Social critic bell hooks MA’76 positioned herself as a “dangerous woman.”

Black and white photo of bell hooks giving a lecture

hooks wrestled with the issues of race, feminism, and love: “I am passionate about everything in my life — first and foremost, passionate about ideas.” UW Archives S17568

She rose at 4 or 5 a.m. each morning, prayed and meditated, and then tried to read a nonfiction book every day. This intellectual and author prepared like an athlete as she wrestled with the issues of race, feminism, and love.

bell hooks MA’76, a well-known social critic, wrote the first of her more than 30 books at age 19, and she was a provocateur ever after.

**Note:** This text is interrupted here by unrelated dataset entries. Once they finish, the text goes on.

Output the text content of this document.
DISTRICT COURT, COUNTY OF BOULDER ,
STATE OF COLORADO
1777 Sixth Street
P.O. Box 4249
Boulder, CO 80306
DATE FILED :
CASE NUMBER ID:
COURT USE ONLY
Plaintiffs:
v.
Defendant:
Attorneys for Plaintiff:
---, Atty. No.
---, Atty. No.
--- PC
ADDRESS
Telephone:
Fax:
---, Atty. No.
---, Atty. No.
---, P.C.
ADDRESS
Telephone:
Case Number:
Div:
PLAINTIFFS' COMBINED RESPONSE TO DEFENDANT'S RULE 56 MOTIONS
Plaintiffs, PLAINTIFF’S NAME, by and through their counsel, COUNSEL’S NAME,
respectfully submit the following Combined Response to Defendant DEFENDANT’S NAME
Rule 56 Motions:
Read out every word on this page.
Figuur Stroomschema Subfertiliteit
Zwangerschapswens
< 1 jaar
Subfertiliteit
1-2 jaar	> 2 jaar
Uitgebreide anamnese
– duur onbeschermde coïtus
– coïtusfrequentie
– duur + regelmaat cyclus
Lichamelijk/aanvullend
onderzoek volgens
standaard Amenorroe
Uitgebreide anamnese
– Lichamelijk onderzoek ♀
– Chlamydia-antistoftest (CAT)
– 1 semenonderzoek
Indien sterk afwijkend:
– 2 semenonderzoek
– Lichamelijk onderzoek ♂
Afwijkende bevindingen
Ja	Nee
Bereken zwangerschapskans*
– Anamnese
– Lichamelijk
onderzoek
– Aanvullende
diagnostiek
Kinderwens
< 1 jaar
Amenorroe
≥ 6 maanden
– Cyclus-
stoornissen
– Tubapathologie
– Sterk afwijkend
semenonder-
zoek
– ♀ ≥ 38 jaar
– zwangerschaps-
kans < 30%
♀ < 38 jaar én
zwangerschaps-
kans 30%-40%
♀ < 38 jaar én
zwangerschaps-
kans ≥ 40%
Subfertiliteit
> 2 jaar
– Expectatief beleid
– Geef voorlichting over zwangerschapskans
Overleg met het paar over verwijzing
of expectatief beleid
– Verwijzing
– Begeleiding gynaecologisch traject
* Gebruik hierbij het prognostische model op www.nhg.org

“I think of public intellectuals as very different, because I think that they’re airing their work for that public engagement,” she told the New York Times. “Really, in all the years of my writing that was not my intention. It was to produce theory that people could use.”

hooks — whose given name was Gloria Jean Watkins but who adopted the lowercase pseudonym from her great-grandmother — wrote that first book, Ain’t I a Woman: Black Women and Feminism, as an undergraduate at Stanford University before coming to UW–Madison for a master’s in English literature followed by a PhD at the University of California–Santa Cruz.

In that acclaimed work, hooks said that sisterhood must encompass growth and change. “The process begins with the individual woman’s acceptance that American women, without exception, are socialized to be racist, classist, and sexist, in varying degrees, and that labeling ourselves feminists does not change the fact that we must consciously work to rid ourselves of the legacy of negative socialization,” she wrote.

hooks said she worried about what she called censorship of the imagination: “When I look at my career as a thinker and a writer, what is so amazing is that I have a dissenting voice and that I was able to come into corporate publishing and bring that dissenting voice with me.”

She was known to criticize often-admired African American figures including Spike Lee and Beyoncé, and she wrote about the nature of love, bringing a fervor to her work.

“I am passionate about everything in my life — first and foremost, passionate about ideas,” she said. “And that’s a dangerous person to be in this society — not because I’m a woman, but because it’s such a fundamentally anti-intellectual, anti-critical-thinking society.”